Zdjęć nie robiłem , ot taki miałem przykaz . Czasami trzeba i tak bez fotorelacji
Taki to też dyplom , i dziadowski album dostałem . Co zabawniejsze z moimi zdjęciami …
2.Dzień : 08.02.2020
Trasa w skrócie :
Kamesznica Bacówka Pod Gojkom - Barania Cisiecka Kaplica - Czerwieńska Grapa - Przełęcz Siodełko - Mały Żar - Przełęcz między Żarami - Wielki Żar - Dolina przy Żródełku Zimna Woda - Kamesznica Bacówka Pod Gojkom
"Pośród tej ciszy
Wśród gór tych
Z tysiącem ścieżek
Jest taka kraina
Nazywam ją domem
To moja Kamesznica"
Opis :
Początkowo na ten dzień w spontanicznym planie miałem pokręcenie się trochę wokół Ochodzitej . Jadąc już autem zdecydowałem jednak postawić na coś innego startując po raz kolejny z Kamesznicy . Tym razem miejscem startu była Bacówka Pod Gojkom (o tej porze roku nieczynna , za to w sezonie wypasu owiec ... jak najbardziej czynna . Można wtedy kupić łoscypki i inne specjały :) )
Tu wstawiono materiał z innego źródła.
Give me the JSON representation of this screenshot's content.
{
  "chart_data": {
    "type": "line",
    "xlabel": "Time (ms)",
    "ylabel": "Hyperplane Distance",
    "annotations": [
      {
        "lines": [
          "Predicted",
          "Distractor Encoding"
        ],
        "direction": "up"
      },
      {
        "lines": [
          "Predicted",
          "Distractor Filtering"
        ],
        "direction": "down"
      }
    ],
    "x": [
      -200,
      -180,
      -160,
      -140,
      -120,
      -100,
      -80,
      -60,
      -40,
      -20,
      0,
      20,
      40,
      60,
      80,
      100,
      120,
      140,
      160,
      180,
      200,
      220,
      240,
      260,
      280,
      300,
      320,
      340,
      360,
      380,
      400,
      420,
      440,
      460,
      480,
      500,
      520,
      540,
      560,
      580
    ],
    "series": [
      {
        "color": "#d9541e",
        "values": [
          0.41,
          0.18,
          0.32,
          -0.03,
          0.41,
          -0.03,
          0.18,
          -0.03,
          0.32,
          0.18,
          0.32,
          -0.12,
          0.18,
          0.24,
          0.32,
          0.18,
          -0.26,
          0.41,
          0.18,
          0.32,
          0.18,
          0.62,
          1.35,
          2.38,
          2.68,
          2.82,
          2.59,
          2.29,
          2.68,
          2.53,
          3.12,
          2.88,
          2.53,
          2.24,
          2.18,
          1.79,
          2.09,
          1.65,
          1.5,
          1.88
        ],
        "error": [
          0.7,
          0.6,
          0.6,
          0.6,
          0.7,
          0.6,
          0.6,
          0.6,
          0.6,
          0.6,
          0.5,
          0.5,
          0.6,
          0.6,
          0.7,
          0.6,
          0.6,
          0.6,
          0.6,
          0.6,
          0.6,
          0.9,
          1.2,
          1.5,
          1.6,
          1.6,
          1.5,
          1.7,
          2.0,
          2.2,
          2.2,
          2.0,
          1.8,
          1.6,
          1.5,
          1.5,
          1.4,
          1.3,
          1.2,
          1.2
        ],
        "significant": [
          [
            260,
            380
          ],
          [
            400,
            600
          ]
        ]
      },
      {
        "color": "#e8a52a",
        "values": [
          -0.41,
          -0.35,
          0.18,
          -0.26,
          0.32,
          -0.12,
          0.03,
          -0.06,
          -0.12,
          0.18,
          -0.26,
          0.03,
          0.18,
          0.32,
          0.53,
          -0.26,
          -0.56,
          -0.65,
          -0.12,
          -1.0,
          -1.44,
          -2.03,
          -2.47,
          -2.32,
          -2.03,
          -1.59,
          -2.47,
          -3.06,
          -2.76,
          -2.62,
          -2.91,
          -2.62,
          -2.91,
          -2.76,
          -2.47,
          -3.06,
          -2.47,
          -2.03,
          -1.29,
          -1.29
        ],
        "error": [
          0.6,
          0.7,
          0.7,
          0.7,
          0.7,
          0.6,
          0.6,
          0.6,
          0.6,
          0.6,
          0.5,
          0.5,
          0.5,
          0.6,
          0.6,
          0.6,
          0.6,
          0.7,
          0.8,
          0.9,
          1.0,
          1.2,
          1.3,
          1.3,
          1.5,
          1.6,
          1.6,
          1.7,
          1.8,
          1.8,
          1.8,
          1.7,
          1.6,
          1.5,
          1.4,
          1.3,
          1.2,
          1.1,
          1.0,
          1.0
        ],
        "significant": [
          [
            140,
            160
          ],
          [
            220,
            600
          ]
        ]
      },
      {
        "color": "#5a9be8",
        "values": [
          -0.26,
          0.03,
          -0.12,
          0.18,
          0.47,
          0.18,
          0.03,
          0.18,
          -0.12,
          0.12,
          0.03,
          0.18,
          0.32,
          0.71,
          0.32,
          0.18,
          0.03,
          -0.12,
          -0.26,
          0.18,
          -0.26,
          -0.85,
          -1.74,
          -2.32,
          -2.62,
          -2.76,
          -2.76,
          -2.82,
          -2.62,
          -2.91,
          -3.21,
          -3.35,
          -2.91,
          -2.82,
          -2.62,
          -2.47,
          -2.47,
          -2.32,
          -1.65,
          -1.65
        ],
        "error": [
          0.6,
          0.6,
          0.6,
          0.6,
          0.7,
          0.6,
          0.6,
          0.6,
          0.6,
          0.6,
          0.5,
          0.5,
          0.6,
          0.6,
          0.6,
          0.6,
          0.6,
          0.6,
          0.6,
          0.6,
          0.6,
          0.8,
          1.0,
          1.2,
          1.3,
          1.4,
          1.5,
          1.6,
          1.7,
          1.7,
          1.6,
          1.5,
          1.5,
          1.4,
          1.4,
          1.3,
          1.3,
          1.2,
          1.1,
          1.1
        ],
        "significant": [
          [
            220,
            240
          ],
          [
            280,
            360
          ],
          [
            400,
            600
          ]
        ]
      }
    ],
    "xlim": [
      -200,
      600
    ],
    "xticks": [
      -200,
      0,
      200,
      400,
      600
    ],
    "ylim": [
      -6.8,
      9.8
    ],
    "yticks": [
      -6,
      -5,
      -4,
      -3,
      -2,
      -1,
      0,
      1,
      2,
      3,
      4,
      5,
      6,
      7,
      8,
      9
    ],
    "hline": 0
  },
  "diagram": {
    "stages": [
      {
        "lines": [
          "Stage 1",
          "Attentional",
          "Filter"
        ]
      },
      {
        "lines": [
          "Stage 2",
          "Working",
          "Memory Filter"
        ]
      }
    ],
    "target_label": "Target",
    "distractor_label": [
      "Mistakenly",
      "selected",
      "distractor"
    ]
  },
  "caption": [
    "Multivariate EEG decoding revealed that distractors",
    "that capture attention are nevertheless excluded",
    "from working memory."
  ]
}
Początkowo idę zielonym szlakiem w kierunku Węgierskiej Górki ... i tak przez ok.500 metrów . Po dotarciu do drogi pożarowej , będąc również ścieżką rowerową . Schodzę ze szlaku i podążam bez roweru ścieżką rowerową w kierunku Baraniej Cisieckiej na której znajduję się pewna Kapliczka (Kaplica Świętego Andrzeja Boboli i Matki Bożej Anielskiej) . Pogoda dziś dopisała , był śnieg , w miarę dobra przejrzystość i widoków co nie miara po drodze . Zima zimą , lecz zimno mi wcale nie było (rychło kurtka wylądowała w plecaku) . Bez problemu szło dostrzec co bardziej znane szczyty Beskidu Żywieckiego , po trochu coś szczytowego z Beskidu Śląskiego i Beskidu Małego . Odcinek ścieżki rowerowej był w tym dniu idealny dla skiturowców , których zresztą nawet spotkałem po drodze . Rychło dotarłem pod Kapliczkę . Bez problemu trafiłem ,albowiem byłem już tam w październiku 2018 roku .
Mały rekonesans wokół kapliczki i ruszam w drogę powrotną .
Tym razem idąc poza szlakową ścieżką , grzbietem Czerwieńskiej Grapy . Kilka mam widziałem takich co mylnie pokazują iż przez szczyt tej góry przebiega szlak ...a w rzeczywistości przebiega nie mały kawałek poniżej szczytu , zboczem . I tu się fajnie szło , choć nie było przetarte , śniegu maksymalnie 10cm . Jakiej 100 metrów przed szczytem dostrzegłem podążających ze szczytu w moim kierunku parę poza szlakowych turystów . Fajnie tak spotkać po drodze innych górskich dzikusów :) . Kilka zdań i z uśmiechem na ustach się rozchodzimy . Zadowoleni iż oni mi i ja im przetarłem trochę ścieżkę :) . Jeśli to czytacie poza szlakowe dzikusy to pozdrawiam z tego miejsca :) . Widoki i tu były po drodze wyborne , czuło się na plecach spojrzenie Babiej Góry ... Szczyt Czerwieńskiej Grapy jest trochę zarośnięty i tam widoki są już ciut gorsze . Szybka fotka szczytowa i ruszam dalej .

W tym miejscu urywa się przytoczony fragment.